General News of Thursday, 5 December 2002

Source: .

Vice President Ordained

Vice President Aliu Mahama on Wednesday delivered a powerful sermon on God's demand on man to obey His laws and that of the nation and urged the Clergy to often link the message on righteousness to the Campaign for achieving greater discipline.

He called on Ghanaians to let their lights shine on the roads, at workplaces and wherever they might find themselves. Alhaji Mahama called for repentance from disobedience of the law and appealed to Christians to rescue the nation from perishing as a result of indiscipline.

The Vice President said these on the second day of the Methodist Crusade, organised jointly by the Church and the United Kingdom-based Evangelist Dr Lawrence Tetteh, at the Independence Square, Accra.

The message, backed with several quotations from the Bible, was received with spontaneous applauds and crowned with a standing ovation. Dr Samuel Asante-Antwi, Presiding Bishop of the Methodist Church, asked permission from Moslem Leaders and conferred the title of Evangelist on the Vice President for his knowledge about the Bible.

Vice President Mahama said: "Throughout the history of God's people as is recorded in the Bible, the Lord God always made rules for His people as a means of creating and keeping the uniqueness, cohesiveness and orderliness of the society."

He referred to the 10 commandments as one of those set of rules, adding that because God abhors indiscipline he deported Adam and Eve from the Garden of Eden when they flouted His law.

Alhaji Mahama, therefore, exhorted Christians to obey the law not only in Church but everywhere they found themselves, saying that they should be mindful of God's omnipresent nature, which no one could hide from.

The Vice President said it was untenable for Christians to do the wrong thing with the excuse that it was difficult to be upright under harsh socio-economic conditions.

He said: "I wonder if Jesus would accept that excuse. Indeed, God knows about the pain in uprightness. He says in Hebrews 12:11 that, for the moment of discipline seems painful rather than pleasant; later it yields peaceful fruit of righteousness to those who have been trained for it'."

Vice President Mahama stressed that there was reward in being disciplined and said God subscribed success, blessings and prosperity of any individual or nation to the ability to do His bidding.

"Indeed, it is written in Deuteronomy Chapter 28 that, 'if you obey the voice of the Lord your God, being careful to do all his commandments, which I command you this day, the Lord your God will set you high above all the nations of the earth,'" he said.

Ahhaji Mahama commended Christians for their tolerance, which according to him enabled different denominations to worship on the same premises, and urged other religious groups to emulate the example for peace.

He also applauded organisations that were championing the Greater Discipline Campaign and 12 individuals who wrote to his office to offer suggestions to make it successful. He asked for what he termed 'a spiritual warfare' to enable the nation to reap the benefits endowed her by God.

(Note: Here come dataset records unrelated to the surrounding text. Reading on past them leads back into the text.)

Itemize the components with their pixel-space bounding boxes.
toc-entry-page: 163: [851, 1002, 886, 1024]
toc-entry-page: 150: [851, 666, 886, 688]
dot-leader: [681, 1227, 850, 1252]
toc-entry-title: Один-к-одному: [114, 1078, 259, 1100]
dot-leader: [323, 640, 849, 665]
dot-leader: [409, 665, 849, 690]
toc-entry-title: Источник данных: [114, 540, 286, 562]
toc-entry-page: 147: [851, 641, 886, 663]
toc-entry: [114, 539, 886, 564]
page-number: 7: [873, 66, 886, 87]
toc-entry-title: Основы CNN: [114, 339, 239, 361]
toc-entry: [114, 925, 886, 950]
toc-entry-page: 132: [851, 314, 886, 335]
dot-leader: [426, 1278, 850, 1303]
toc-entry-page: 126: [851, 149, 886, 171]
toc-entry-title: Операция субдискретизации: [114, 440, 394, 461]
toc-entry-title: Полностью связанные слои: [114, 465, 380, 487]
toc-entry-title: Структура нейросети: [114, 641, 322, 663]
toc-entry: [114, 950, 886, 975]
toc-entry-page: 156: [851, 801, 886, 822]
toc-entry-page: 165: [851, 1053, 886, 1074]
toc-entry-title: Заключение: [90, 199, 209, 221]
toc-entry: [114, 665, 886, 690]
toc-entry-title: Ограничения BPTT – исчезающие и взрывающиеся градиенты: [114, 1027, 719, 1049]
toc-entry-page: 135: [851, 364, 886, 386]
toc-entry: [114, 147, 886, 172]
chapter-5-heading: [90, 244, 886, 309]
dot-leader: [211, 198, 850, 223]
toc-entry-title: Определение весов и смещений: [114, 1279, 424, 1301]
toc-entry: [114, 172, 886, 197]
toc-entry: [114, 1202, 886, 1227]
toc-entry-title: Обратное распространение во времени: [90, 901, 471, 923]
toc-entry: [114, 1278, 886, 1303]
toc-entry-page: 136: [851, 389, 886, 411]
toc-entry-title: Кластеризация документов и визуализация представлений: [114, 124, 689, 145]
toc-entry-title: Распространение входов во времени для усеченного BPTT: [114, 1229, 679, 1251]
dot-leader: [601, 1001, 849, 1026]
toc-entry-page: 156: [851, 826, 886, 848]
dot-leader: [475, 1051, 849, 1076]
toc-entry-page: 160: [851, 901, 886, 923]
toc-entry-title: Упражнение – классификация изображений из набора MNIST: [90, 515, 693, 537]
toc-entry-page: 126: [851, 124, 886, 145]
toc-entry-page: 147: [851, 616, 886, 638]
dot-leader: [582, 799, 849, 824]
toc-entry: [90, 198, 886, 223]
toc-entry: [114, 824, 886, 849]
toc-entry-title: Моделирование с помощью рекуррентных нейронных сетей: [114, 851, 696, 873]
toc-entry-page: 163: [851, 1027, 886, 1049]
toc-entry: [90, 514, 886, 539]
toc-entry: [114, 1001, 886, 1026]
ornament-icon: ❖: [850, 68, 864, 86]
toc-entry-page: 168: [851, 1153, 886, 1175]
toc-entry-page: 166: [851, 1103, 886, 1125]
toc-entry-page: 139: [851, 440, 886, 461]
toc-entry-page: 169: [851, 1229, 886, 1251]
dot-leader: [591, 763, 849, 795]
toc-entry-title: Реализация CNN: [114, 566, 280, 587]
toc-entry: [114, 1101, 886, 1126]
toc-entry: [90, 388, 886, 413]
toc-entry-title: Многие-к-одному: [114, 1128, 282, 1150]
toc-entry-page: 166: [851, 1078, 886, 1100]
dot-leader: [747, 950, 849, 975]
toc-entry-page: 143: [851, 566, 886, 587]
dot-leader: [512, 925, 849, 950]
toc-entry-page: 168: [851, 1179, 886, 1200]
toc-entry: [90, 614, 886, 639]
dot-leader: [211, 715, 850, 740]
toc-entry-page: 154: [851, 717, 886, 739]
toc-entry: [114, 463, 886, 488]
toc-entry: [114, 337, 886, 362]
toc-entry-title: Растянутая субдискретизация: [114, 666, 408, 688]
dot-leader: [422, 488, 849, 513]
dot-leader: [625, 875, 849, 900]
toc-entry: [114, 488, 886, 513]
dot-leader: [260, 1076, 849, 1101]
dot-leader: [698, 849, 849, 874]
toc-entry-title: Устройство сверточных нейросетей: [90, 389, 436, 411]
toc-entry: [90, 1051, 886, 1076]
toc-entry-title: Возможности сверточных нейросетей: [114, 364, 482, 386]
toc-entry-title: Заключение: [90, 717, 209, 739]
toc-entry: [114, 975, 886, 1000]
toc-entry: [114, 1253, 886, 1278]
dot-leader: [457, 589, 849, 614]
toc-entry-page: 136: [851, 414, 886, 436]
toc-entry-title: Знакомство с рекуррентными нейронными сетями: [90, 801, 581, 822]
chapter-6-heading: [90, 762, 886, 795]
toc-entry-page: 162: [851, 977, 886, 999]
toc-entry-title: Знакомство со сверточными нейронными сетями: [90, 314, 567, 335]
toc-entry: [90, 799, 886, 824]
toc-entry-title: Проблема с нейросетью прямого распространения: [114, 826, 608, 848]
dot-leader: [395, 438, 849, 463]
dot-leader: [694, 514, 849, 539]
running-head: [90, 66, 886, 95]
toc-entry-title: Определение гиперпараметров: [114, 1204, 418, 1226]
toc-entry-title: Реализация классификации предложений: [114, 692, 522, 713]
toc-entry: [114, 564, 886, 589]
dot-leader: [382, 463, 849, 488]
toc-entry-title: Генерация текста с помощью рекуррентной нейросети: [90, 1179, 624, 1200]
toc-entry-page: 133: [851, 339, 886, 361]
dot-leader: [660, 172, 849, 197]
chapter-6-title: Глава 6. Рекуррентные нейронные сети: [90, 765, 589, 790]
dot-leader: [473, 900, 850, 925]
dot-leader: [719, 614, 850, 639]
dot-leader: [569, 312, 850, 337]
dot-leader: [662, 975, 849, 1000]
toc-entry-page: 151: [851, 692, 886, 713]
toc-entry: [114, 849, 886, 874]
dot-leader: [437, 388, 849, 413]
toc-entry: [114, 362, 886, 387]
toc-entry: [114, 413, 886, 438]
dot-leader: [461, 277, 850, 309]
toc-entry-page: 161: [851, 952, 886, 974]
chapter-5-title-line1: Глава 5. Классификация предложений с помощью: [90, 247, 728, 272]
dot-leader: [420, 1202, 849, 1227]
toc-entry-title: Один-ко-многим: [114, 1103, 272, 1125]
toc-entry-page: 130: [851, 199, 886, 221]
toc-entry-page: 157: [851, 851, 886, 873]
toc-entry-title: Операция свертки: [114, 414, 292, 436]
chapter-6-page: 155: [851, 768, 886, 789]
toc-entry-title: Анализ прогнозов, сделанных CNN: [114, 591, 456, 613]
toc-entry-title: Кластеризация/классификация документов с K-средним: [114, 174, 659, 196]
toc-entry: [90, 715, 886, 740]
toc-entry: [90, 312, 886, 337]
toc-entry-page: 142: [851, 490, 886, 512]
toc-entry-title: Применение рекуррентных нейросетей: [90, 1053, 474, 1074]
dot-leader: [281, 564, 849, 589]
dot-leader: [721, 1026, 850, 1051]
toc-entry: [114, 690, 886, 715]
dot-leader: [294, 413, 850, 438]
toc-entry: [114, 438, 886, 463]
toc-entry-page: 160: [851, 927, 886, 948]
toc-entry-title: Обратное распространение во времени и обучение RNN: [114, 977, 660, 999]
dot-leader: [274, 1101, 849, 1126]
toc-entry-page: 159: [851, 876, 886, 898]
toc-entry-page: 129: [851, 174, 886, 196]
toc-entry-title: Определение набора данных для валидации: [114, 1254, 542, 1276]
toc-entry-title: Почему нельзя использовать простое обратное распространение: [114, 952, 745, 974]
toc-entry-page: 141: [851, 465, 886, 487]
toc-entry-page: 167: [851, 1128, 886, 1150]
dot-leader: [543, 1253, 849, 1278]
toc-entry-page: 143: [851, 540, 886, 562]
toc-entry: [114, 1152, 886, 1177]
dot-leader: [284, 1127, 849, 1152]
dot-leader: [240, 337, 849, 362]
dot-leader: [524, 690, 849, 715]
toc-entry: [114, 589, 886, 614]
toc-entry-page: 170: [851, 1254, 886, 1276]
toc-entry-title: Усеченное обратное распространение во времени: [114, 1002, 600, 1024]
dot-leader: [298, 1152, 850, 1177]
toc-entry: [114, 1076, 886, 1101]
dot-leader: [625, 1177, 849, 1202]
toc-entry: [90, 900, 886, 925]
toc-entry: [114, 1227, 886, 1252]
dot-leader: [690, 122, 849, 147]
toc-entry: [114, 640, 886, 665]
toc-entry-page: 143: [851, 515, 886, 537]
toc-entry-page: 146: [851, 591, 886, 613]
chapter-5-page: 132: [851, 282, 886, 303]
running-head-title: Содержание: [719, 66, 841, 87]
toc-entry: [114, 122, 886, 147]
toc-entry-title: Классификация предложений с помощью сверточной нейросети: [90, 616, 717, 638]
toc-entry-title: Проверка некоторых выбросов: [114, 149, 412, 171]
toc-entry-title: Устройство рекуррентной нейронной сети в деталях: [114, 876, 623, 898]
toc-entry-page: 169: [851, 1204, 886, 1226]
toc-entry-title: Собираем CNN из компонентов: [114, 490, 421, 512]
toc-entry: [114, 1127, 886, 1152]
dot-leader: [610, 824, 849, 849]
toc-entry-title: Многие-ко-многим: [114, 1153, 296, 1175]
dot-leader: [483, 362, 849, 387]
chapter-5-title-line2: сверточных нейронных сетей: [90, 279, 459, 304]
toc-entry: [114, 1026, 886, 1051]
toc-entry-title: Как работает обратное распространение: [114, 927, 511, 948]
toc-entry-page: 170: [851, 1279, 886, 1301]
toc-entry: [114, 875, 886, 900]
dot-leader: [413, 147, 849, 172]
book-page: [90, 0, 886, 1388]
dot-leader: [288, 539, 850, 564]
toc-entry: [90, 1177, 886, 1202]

Dr Tetteh in a message interspersed with songs, asked Ghanaians not to rely on humans for solutions to their problems, but on God, who had the ability to perform what was humanly impossible.

He urged politicians to also turn to God for direction and called on aggrieved Ghanaians to release their pains as a sacrifice to ensure national reconciliation. The joyous mood at the Crusade, attended by a large congregation, including Methodists priests and leaders of other churches, was kept alive with Methodist hymns and popular gospel music from the John Teye Memorial School Band and other groups.